最終更新日:2013年02月13日
[くまとりぎんしろう]

熊とり銀四郎

昔、馬狩(まがり)に、銀四郎という熊とりの名人がおった。四角い赤ら顔をした、六尺*1あまりの大男で、大変な力持ちであった。みんなから「熊とり銀四郎」と呼ばれ、その名は近くの村々にまで、よく知れわたっていた。

*1:[六尺]約百八十センチメートル。

ある年の三月の末、銀四郎は、ひとりで三方岩へ熊とりに登った。三方岩から野谷荘司(のだにしょうじ)へ行く途中で、昼めしをとることにした。よく晴れた日で、馬狩の里が手にとるようによく見えた。
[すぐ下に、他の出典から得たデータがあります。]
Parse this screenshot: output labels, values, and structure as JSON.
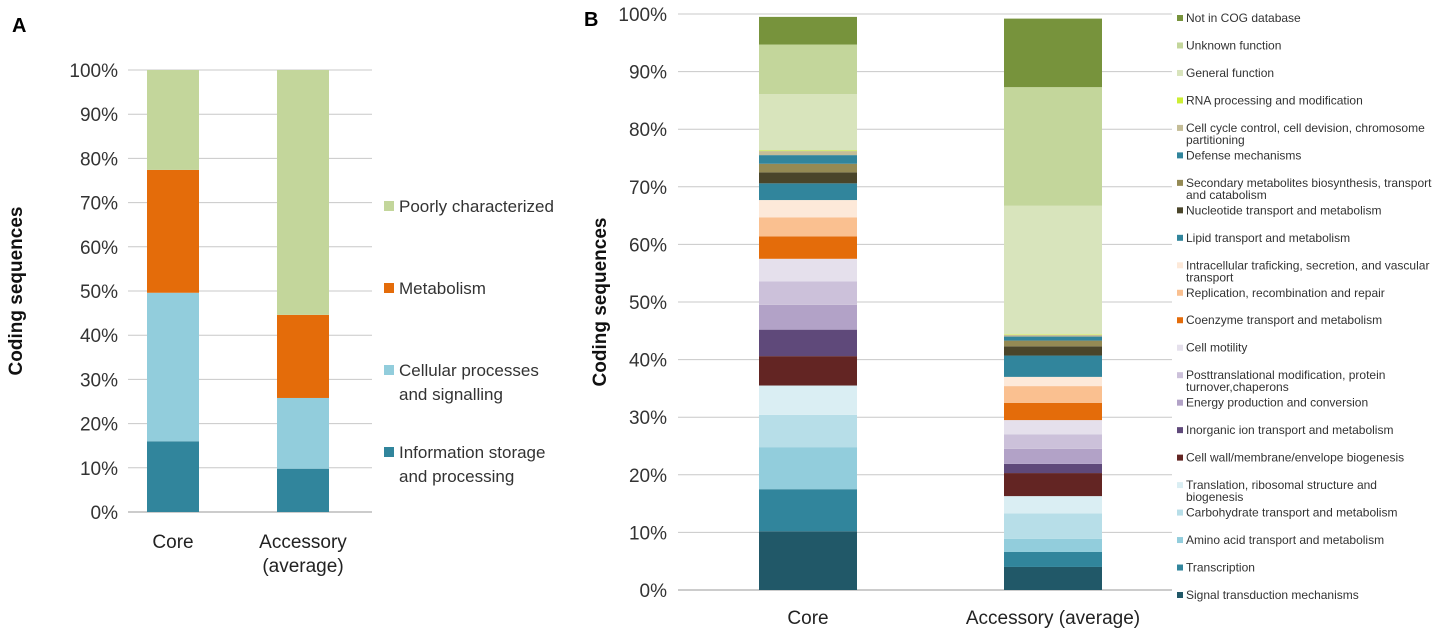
{
  "chart_data": [
    {
      "panel": "A",
      "type": "bar",
      "stacked": true,
      "ylabel": "Coding sequences",
      "ylim": [
        0,
        100
      ],
      "yticks": [
        "0%",
        "10%",
        "20%",
        "30%",
        "40%",
        "50%",
        "60%",
        "70%",
        "80%",
        "90%",
        "100%"
      ],
      "categories": [
        [
          "Core"
        ],
        [
          "Accessory",
          "(average)"
        ]
      ],
      "series": [
        {
          "name": "Information storage and processing",
          "legend_lines": [
            "Information storage",
            "and processing"
          ],
          "color": "#31859C",
          "values": [
            16.0,
            9.8
          ]
        },
        {
          "name": "Cellular processes and signalling",
          "legend_lines": [
            "Cellular processes",
            "and signalling"
          ],
          "color": "#92CDDC",
          "values": [
            33.6,
            16.0
          ]
        },
        {
          "name": "Metabolism",
          "legend_lines": [
            "Metabolism"
          ],
          "color": "#E46C0A",
          "values": [
            27.8,
            18.8
          ]
        },
        {
          "name": "Poorly characterized",
          "legend_lines": [
            "Poorly characterized"
          ],
          "color": "#C3D69B",
          "values": [
            22.6,
            55.4
          ]
        }
      ]
    },
    {
      "panel": "B",
      "type": "bar",
      "stacked": true,
      "ylabel": "Coding  sequences",
      "ylim": [
        0,
        100
      ],
      "yticks": [
        "0%",
        "10%",
        "20%",
        "30%",
        "40%",
        "50%",
        "60%",
        "70%",
        "80%",
        "90%",
        "100%"
      ],
      "categories": [
        [
          "Core"
        ],
        [
          "Accessory (average)"
        ]
      ],
      "series": [
        {
          "name": "Signal transduction mechanisms",
          "legend_lines": [
            "Signal transduction mechanisms"
          ],
          "color": "#215868",
          "values": [
            10.2,
            4.0
          ]
        },
        {
          "name": "Transcription",
          "legend_lines": [
            "Transcription"
          ],
          "color": "#31859C",
          "values": [
            7.3,
            2.6
          ]
        },
        {
          "name": "Amino acid transport and metabolism",
          "legend_lines": [
            "Amino acid transport and metabolism"
          ],
          "color": "#92CDDC",
          "values": [
            7.3,
            2.3
          ]
        },
        {
          "name": "Carbohydrate transport and metabolism",
          "legend_lines": [
            "Carbohydrate transport and metabolism"
          ],
          "color": "#B7DEE8",
          "values": [
            5.6,
            4.4
          ]
        },
        {
          "name": "Translation, ribosomal structure and biogenesis",
          "legend_lines": [
            "Translation, ribosomal structure and",
            "biogenesis"
          ],
          "color": "#DAEEF3",
          "values": [
            5.1,
            3.0
          ]
        },
        {
          "name": "Cell wall/membrane/envelope biogenesis",
          "legend_lines": [
            "Cell wall/membrane/envelope biogenesis"
          ],
          "color": "#632523",
          "values": [
            5.1,
            4.0
          ]
        },
        {
          "name": "Inorganic ion transport and metabolism",
          "legend_lines": [
            "Inorganic ion transport and metabolism"
          ],
          "color": "#5F497A",
          "values": [
            4.6,
            1.6
          ]
        },
        {
          "name": "Energy production and conversion",
          "legend_lines": [
            "Energy production and conversion"
          ],
          "color": "#B2A2C7",
          "values": [
            4.3,
            2.6
          ]
        },
        {
          "name": "Posttranslational modification, protein turnover,chaperons",
          "legend_lines": [
            "Posttranslational modification, protein",
            "turnover,chaperons"
          ],
          "color": "#CCC1DA",
          "values": [
            4.1,
            2.5
          ]
        },
        {
          "name": "Cell motility",
          "legend_lines": [
            "Cell motility"
          ],
          "color": "#E5E0EC",
          "values": [
            3.9,
            2.5
          ]
        },
        {
          "name": "Coenzyme transport and metabolism",
          "legend_lines": [
            "Coenzyme transport and metabolism"
          ],
          "color": "#E46C0A",
          "values": [
            3.9,
            3.0
          ]
        },
        {
          "name": "Replication, recombination and repair",
          "legend_lines": [
            "Replication, recombination and repair"
          ],
          "color": "#FAC090",
          "values": [
            3.3,
            2.9
          ]
        },
        {
          "name": "Intracellular traficking, secretion, and vascular transport",
          "legend_lines": [
            "Intracellular traficking, secretion, and vascular",
            "transport"
          ],
          "color": "#FDE9D9",
          "values": [
            3.0,
            1.6
          ]
        },
        {
          "name": "Lipid transport and metabolism",
          "legend_lines": [
            "Lipid transport and metabolism"
          ],
          "color": "#31859C",
          "values": [
            2.9,
            3.7
          ]
        },
        {
          "name": "Nucleotide transport and metabolism",
          "legend_lines": [
            "Nucleotide transport and metabolism"
          ],
          "color": "#4A452A",
          "values": [
            1.9,
            1.6
          ]
        },
        {
          "name": "Secondary metabolites biosynthesis, transport and catabolism",
          "legend_lines": [
            "Secondary metabolites biosynthesis, transport",
            "and catabolism"
          ],
          "color": "#948A54",
          "values": [
            1.5,
            1.0
          ]
        },
        {
          "name": "Defense mechanisms",
          "legend_lines": [
            "Defense mechanisms"
          ],
          "color": "#31859C",
          "values": [
            1.5,
            0.7
          ]
        },
        {
          "name": "Cell cycle control, cell devision, chromosome partitioning",
          "legend_lines": [
            "Cell cycle control, cell devision, chromosome",
            "partitioning"
          ],
          "color": "#C4BD97",
          "values": [
            0.7,
            0.3
          ]
        },
        {
          "name": "RNA processing and modification",
          "legend_lines": [
            "RNA processing and modification"
          ],
          "color": "#CCEE33",
          "values": [
            0.1,
            0.1
          ]
        },
        {
          "name": "General function",
          "legend_lines": [
            "General function"
          ],
          "color": "#D8E4BC",
          "values": [
            9.8,
            22.3
          ]
        },
        {
          "name": "Unknown function",
          "legend_lines": [
            "Unknown function"
          ],
          "color": "#C3D69B",
          "values": [
            8.6,
            20.6
          ]
        },
        {
          "name": "Not in COG database",
          "legend_lines": [
            "Not in COG database"
          ],
          "color": "#77933C",
          "values": [
            4.8,
            11.9
          ]
        }
      ]
    }
  ]
}
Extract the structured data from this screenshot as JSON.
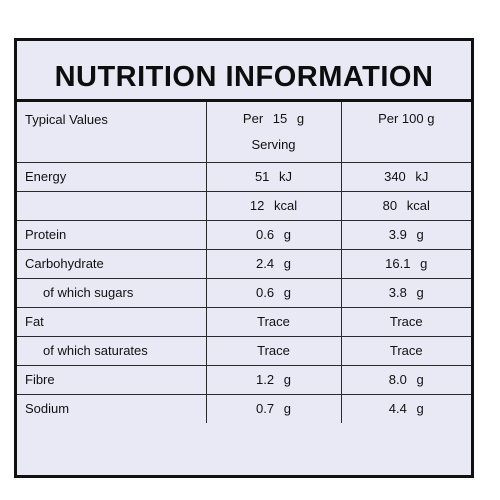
{
  "title": "NUTRITION INFORMATION",
  "headers": {
    "label": "Typical Values",
    "per_serving_line1": "Per 15 g",
    "per_serving_line2": "Serving",
    "per_100g": "Per 100 g"
  },
  "rows": [
    {
      "label": "Energy",
      "serving": "51 kJ",
      "per100": "340 kJ"
    },
    {
      "label": "",
      "serving": "12 kcal",
      "per100": "80 kcal"
    },
    {
      "label": "Protein",
      "serving": "0.6 g",
      "per100": "3.9 g"
    },
    {
      "label": "Carbohydrate",
      "serving": "2.4 g",
      "per100": "16.1 g"
    },
    {
      "label": "of which sugars",
      "serving": "0.6 g",
      "per100": "3.8 g"
    },
    {
      "label": "Fat",
      "serving": "Trace",
      "per100": "Trace"
    },
    {
      "label": "of which saturates",
      "serving": "Trace",
      "per100": "Trace"
    },
    {
      "label": "Fibre",
      "serving": "1.2 g",
      "per100": "8.0 g"
    },
    {
      "label": "Sodium",
      "serving": "0.7 g",
      "per100": "4.4 g"
    }
  ]
}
しばらくすると後ろの方からガヤガヤと人の話し声がして、やがて五、六人の中宮*2の猟師たちが登ってきた。

*2:[中宮]現在の石川県中宮温泉

「でかい熊やったなあ」

「こんなでかい熊は、はじめてや」

「山の主(ぬし)でないか」

「そやけど、うまいことしとめたもんやなあ」

猟師たちは熊の皮をはぎ、肉をわけて、重そうにかついでいた。そして熊をしとめるための槍を杖にして、銀四郎の休んでいるところへやって来た。
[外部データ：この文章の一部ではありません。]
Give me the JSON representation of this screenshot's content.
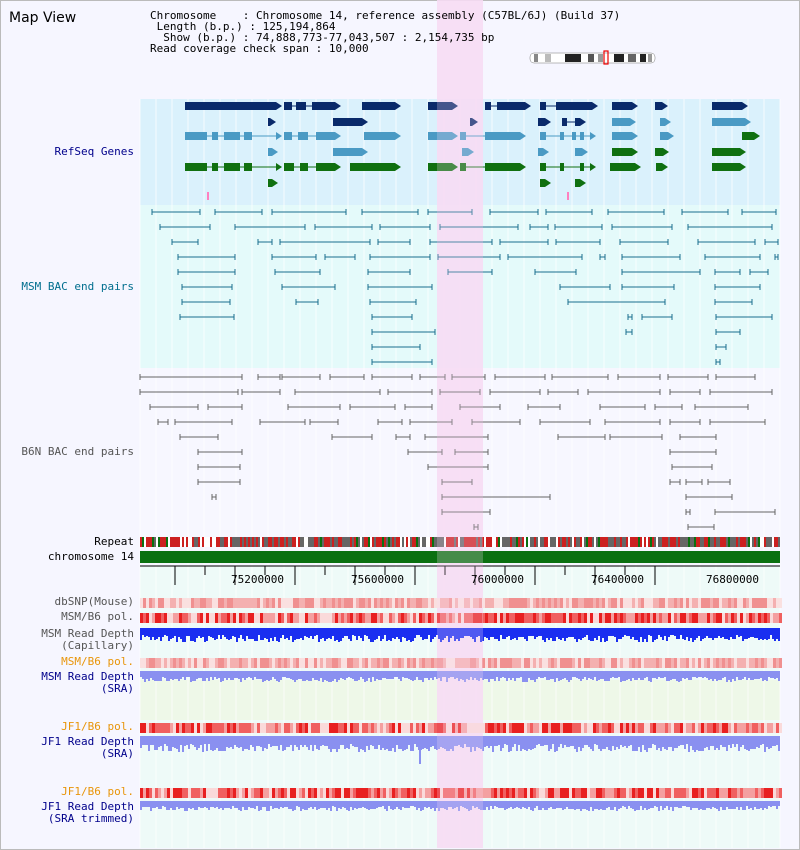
{
  "title": "Map View",
  "info": {
    "chromosome_label": "Chromosome",
    "chromosome_value": "Chromosome 14, reference assembly (C57BL/6J) (Build 37)",
    "length_label": "Length (b.p.)",
    "length_value": "125,194,864",
    "show_label": "Show (b.p.)",
    "show_value": "74,888,773-77,043,507 : 2,154,735 bp",
    "coverage_label": "Read coverage check span",
    "coverage_value": "10,000"
  },
  "tracks": {
    "refseq": "RefSeq Genes",
    "msm_bac": "MSM BAC end pairs",
    "b6n_bac": "B6N BAC end pairs",
    "repeat": "Repeat",
    "chromosome": "chromosome 14",
    "dbsnp": "dbSNP(Mouse)",
    "msm_b6_pol_1": "MSM/B6 pol.",
    "msm_depth_cap_1": "MSM Read Depth",
    "msm_depth_cap_2": "(Capillary)",
    "msm_b6_pol_2": "MSM/B6 pol.",
    "msm_depth_sra_1": "MSM Read Depth",
    "msm_depth_sra_2": "(SRA)",
    "jf1_b6_pol_1": "JF1/B6 pol.",
    "jf1_depth_sra_1": "JF1 Read Depth",
    "jf1_depth_sra_2": "(SRA)",
    "jf1_b6_pol_2": "JF1/B6 pol.",
    "jf1_depth_trim_1": "JF1 Read Depth",
    "jf1_depth_trim_2": "(SRA trimmed)"
  },
  "ruler": {
    "ticks": [
      "75200000",
      "75600000",
      "76000000",
      "76400000",
      "76800000"
    ]
  },
  "colors": {
    "refseq_bg": "#daf1fc",
    "msm_bg": "#e4fafa",
    "highlight": "#f7dcf5",
    "gene_dark": "#0a2a6a",
    "gene_mid": "#4a9ac4",
    "gene_green": "#107010",
    "msm_pair": "#1a6e8e",
    "b6n_pair": "#666666",
    "chromosome_bar": "#0a7010",
    "depth_blue": "#1a2ef0",
    "depth_light": "#8a90f0",
    "label_blue": "#00008b",
    "label_teal": "#006e8e",
    "label_gray": "#555555",
    "label_orange": "#e8950a"
  }
}
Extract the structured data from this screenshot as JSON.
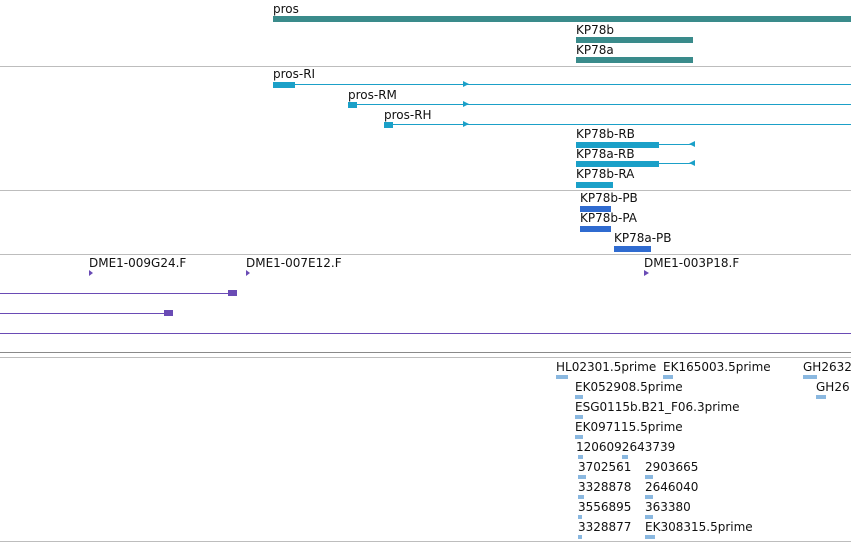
{
  "tracks": {
    "genes": {
      "pros": "pros",
      "kp78b": "KP78b",
      "kp78a": "KP78a"
    },
    "transcripts": {
      "pros_ri": "pros-RI",
      "pros_rm": "pros-RM",
      "pros_rh": "pros-RH",
      "kp78b_rb": "KP78b-RB",
      "kp78a_rb": "KP78a-RB",
      "kp78b_ra": "KP78b-RA"
    },
    "proteins": {
      "kp78b_pb": "KP78b-PB",
      "kp78b_pa": "KP78b-PA",
      "kp78a_pb": "KP78a-PB"
    },
    "clones": {
      "c1": "DME1-009G24.F",
      "c2": "DME1-007E12.F",
      "c3": "DME1-003P18.F"
    },
    "ests": {
      "e1": "HL02301.5prime",
      "e2": "EK165003.5prime",
      "e3": "GH2632",
      "e4": "EK052908.5prime",
      "e5": "GH26",
      "e6": "ESG0115b.B21_F06.3prime",
      "e7": "EK097115.5prime",
      "e8": "1206092643739",
      "e9": "3702561",
      "e10": "2903665",
      "e11": "3328878",
      "e12": "2646040",
      "e13": "3556895",
      "e14": "363380",
      "e15": "3328877",
      "e16": "EK308315.5prime"
    }
  },
  "colors": {
    "gene": "#3a8b8b",
    "transcript": "#1ba0c8",
    "protein": "#2f6bd0",
    "clone": "#6a4bb5",
    "est": "#8ab8e0",
    "separator": "#bdbdbd"
  }
}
銀四郎は、「どでかい熊をとったそうじゃが、ちょっと見せてくれんか」と、たのんだ。中宮の猟師たちは、自慢げに荷を背からおろして、ひろげて見せてくれた。

熊とり銀四郎 その1

なるほど、自慢するだけあって毛並、つや、ともにそろった大物だった。さすがの銀四郎も目を見はった。見とれているうちに、この毛皮が無性(むしょう)にほしくなった。

そこで、中宮の猟師たちのちょっとしたすきを見て、さっとその熊の皮を尻にしき、切り立った山はだを雪けむりをたててすべりおり始めた。

熊とり銀四郎 その2

おどろき、怒った中宮の猟師のひとりが、手にした槍を銀四郎めがけて投げつけた。しかし、目もくらむような急斜面だから、すべりおりる方もはやい。

熊とり銀四郎 その3

銀四郎は、途中で一度ヒョイと立った。その股の間を槍が、猛烈な勢いでくぐりぬけようとした。銀四郎はすばやく槍をひっつかみ、雪けむりと共にすべりおりていった。

中宮の猟師たちは、この命がけの冒険をあっけにとられて見下ろしていた。

やがてわれにかえると、腹のたつのも忘れて、銀四郎の度胸の良さをほめたたえたと言われている。